(Guest Post by Matthew Ladner)
Early applications for the Nevada ESA program show that a majority of applicants thus far come from well to do areas, and 21% of applicants thus far qualify for the higher amount for low-income families.
Maybe Howard Fuller was right? Nope- at least not yet. Let’s keep clear of the panic button.
The program does not commence until January, and so these applicants represent the earliest of early adopters. Efforts have commenced to raise awareness of the program in low-income areas, but such efforts take time. Nevada’s private school sector has a small footprint and it should not shock anyone that most private schools are located in relatively affluent areas- which will impact interest in the program.

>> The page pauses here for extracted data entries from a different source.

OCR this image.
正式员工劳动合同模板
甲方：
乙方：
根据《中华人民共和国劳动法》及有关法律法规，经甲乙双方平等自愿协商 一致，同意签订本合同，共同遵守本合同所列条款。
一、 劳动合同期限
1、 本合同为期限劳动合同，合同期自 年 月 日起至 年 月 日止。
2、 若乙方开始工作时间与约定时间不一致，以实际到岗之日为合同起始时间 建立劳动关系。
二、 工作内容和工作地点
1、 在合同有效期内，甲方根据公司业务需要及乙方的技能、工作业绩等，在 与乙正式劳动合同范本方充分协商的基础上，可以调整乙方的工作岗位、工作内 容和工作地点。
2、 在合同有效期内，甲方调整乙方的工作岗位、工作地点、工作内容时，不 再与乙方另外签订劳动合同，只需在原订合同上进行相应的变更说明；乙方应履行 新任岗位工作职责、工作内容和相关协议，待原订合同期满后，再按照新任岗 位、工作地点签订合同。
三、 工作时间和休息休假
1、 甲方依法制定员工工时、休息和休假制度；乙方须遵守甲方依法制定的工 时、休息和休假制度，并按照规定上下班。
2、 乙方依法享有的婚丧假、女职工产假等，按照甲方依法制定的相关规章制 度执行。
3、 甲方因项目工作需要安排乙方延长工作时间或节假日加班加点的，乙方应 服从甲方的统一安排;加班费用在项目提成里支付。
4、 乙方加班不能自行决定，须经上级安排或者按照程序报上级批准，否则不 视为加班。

It’s worth noting that many suburban Nevada schools have overcrowding issues, and spots opening in suburban districts create open-enrollment transfer opportunities for non-residents. Most important of all- NVESA is not a fire it and forget it program. We will need the efforts of both philanthropists and innovators in order to increase the supply of private school space in under-served areas. Sadly the two lawsuits attacking the program will likely slow this process to the detriment of low-income families. Moreover parents have the ability to pursue education outside of private schools under NVESA, but again, we should expect this to unfold incrementally over time.
NVESA is not a magic bullet, and it will not instantly transform education, dry every tear or solve every problem. This is a marathon, not a sprint.